New data reveals how storms are triggered in the Sahel

In the Sahel, the frequency of storms increases when soil moisture varies over a few kilometers. Such contrasts cause air circulation between dry and humid areas, contributing to the development of storms. For the first time, these contrasts have been studied on a small scale by a collaboration between French researchers from the Groupe d'Etude de l'Atmosphere Meteorologique (CNRS) and UK researchers from CEH, as part of the AMMA project. Their findings, published in the July 2011 issue of Nature Geoscience, provide new data that should help to address the issue of drought in the Sahel.

The Sahel is a semi-arid tropical region where annual rainfall depends on a few dozen storms that form during the monsoon season. The number of storms is therefore crucial in this region of the world, where insufficient precipitation can lead to a year of drought. Intense rainfall during these storms causes marked contrasts with neighboring areas in terms of humidity and temperature. Such contrasts play a role in the stability of the lower layers of the atmosphere. French and UK researchers focused on the potential connections between storm formation and variations in soil properties caused by rainfall in the preceding days. They developed a statistical approach to perform individual, daytime analysis of several thousand cases of storm development identified by satellite observations at high spatial and temporal resolution during five monsoon seasons.

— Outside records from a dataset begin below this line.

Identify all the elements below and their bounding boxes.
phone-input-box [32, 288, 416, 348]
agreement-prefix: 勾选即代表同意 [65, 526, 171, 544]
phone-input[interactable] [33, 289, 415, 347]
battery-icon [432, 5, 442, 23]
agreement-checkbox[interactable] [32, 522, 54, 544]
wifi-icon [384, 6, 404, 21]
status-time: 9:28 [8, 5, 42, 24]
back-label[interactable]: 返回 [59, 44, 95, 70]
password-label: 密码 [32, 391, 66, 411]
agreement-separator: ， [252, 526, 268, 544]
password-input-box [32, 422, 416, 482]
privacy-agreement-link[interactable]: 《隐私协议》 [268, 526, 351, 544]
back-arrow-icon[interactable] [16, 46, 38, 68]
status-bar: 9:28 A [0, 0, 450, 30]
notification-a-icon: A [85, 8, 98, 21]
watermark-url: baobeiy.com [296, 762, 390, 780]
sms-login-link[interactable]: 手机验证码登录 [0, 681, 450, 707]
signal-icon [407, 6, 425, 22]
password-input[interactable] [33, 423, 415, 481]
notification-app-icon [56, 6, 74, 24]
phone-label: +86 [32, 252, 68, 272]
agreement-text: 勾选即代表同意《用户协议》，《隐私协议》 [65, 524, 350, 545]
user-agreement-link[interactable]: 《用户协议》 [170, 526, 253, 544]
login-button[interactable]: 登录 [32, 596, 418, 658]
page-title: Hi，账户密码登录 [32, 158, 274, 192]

They found that, at the 100-km scale, storms develop more frequently above the driest and hottest surfaces. Series of satellite observations of surface temperatures at high spatial resolution (3 kilometers) were used to estimate variations in soil moisture at scales of a few tens of kilometers. The results obtained show that the number of storms significantly increases over surfaces with high contrasts in soil moisture, and more specifically in transitional areas where winds blow from a dry area towards a humid area. This suggests that atmospheric circulation starts up in the opposite direction to the wind, blowing from the more humid areas towards the drier areas, thus facilitating the formation of storms. Meteorological analyses have shown that this type of pattern is especially pronounced when the atmospheric environment is unfavorable to storms. Such contrasts therefore play a significant role in storm formation in the Sahel.

This is the first time that a study has shown, on the basis of observations, a positive feedback mechanism at this scale, namely preferential initiation of storms in areas with high soil moisture contrasts caused by intense localized rainfall. These findings shed a new light on the role of surface/atmosphere interactions in the mechanisms of storm formation and provide data that should help to address drought issues in the Sahel. The climate sensitivity of such interactions remains to be explored since current studies do not yet take it into account.